Home entertainment systems do not have to be ridiculously costly. When it is related to purchasing one, RX-V385 is an optimal affordable alternative. It continues to be prevalent in the brand’s highly regarded home theater products, which I will describe in this Yamaha RX-V385 review. Despite the lack of advanced features that came after 2018 (the year this model was released), this is a good entry-level device.
Features and specs
The RX-V385 isn’t a very forceful receiver, but with 70W per channel (8 Ohms, 20Hz-20kHz, 0.09%, 2ch), you can be sure that if you have a small room, the power of this model will be more than enough. The Bi-amp feature is also a great addition to the system.
RX-V385 specifications include a 3.5 mm analog input jack, which can be used to connect most external devices to the receiver. There is also a microphone port for the YPAO function, 4 HDMI input ports, one output port, and terminals for 5 speakers. All HDMI ports are HDCP 2.3 with 4K support.
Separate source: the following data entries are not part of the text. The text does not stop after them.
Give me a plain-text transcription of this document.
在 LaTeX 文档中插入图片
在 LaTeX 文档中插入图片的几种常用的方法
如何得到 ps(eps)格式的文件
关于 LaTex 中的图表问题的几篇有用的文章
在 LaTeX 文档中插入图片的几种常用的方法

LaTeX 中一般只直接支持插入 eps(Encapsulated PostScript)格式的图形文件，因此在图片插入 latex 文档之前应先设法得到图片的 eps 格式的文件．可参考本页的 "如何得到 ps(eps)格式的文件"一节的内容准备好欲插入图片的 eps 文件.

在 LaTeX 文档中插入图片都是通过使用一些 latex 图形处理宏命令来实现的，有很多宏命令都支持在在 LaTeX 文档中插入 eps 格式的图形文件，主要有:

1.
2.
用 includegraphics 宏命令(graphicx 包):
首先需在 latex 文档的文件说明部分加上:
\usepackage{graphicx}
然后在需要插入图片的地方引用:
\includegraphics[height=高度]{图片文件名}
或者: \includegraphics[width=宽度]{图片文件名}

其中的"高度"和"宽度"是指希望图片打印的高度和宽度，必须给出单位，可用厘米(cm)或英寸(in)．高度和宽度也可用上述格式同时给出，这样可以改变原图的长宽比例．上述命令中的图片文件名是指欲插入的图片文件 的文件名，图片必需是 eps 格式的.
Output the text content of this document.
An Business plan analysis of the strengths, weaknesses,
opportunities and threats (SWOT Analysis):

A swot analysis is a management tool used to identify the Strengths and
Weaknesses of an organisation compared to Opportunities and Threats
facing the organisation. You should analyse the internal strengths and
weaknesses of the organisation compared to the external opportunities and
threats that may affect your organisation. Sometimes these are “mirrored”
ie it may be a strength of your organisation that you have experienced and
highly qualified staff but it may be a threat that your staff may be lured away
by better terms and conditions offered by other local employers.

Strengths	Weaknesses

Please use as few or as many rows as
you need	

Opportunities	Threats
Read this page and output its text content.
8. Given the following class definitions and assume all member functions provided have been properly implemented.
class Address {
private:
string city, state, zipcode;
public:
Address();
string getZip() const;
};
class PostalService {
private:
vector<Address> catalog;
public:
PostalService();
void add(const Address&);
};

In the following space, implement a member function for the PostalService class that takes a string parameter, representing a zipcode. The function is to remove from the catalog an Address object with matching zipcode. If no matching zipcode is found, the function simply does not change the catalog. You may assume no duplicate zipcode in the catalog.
Since this is a budget model, it comes with basic surround sound formats, and for the most part, you need to stick to the default settings, being a 5.2-channel AVR. It does not support DTS:X or Dolby Atmos. V385 has the same Cinema DSP function as other Yamaha receivers. This is a well-known Yamaha feature that, using advanced algorithms, can accurately imitate any setting. The RX-V385 features also include Virtual Cinema DSP, allowing you to enjoy surround sound even if you don’t have the necessary speakers. By the way, Virtual Cinema FRONT and Silent Cinema can also be found on board.
WAV, MP3, WMA, and MPEG-4 AAC formats are supported. 48kHz/16bit is the highest frequency. This Yamaha receiver, in the range of mid- and a bit above-mid-volume levels, is highly successful at preserving overall sound balance. All of the qualities tend to be positive up to the mid-range, including intense highs and lows. If the volume is turned all the way up, the sound quality gets worse.
There is no built-in Wi-Fi, and the only additional connectivity option is Bluetooth 2.1+EDR system. All Bluetooth connections have a very clear and dynamic sound.
The sound is very large and natural when watching movies and in stereo mode. Wide stereo panorama is provided thanks to the improved audio return channel. “Rampage” allowed the 385 to display its dynamic range. The dialogue was accurate and clear. The amp easily managed the stressed last fight. My subwoofer came to life in just over a half hour, with the 385 delivering plenty of bass. Despite this, the receiver demonstrated outstanding spatial sensitivity by filling my perceptual area with sounds from the displayed fight.
Next, I took “Mortal Engines” for a test. Again, the Yamaha 385 impressed with its capacity to fill the room’s space with sound. If the equipment has a problem, it’s that the receiver may struggle in a wider area. When driven to its limit, the amp struggled to keep its volume up.
- Channels: 5.1.
- Power output: 70W/8 Ohm.
- HDMI inputs/outputs: 4/1.
- Video functions: 4K/60Hz pass-through, upscaling up to 4K.
- Bluetooth/Wi-Fi: yes/no.
- Streaming services: has not.
- Supports: HDMI ARC, HDMI eARC, HDMI CEC, HDCP2.3, HDR10+, Dolby Vision.
- Surround sound: Dolby Digital Plus, DTS HD Master, Dolby TrueHD.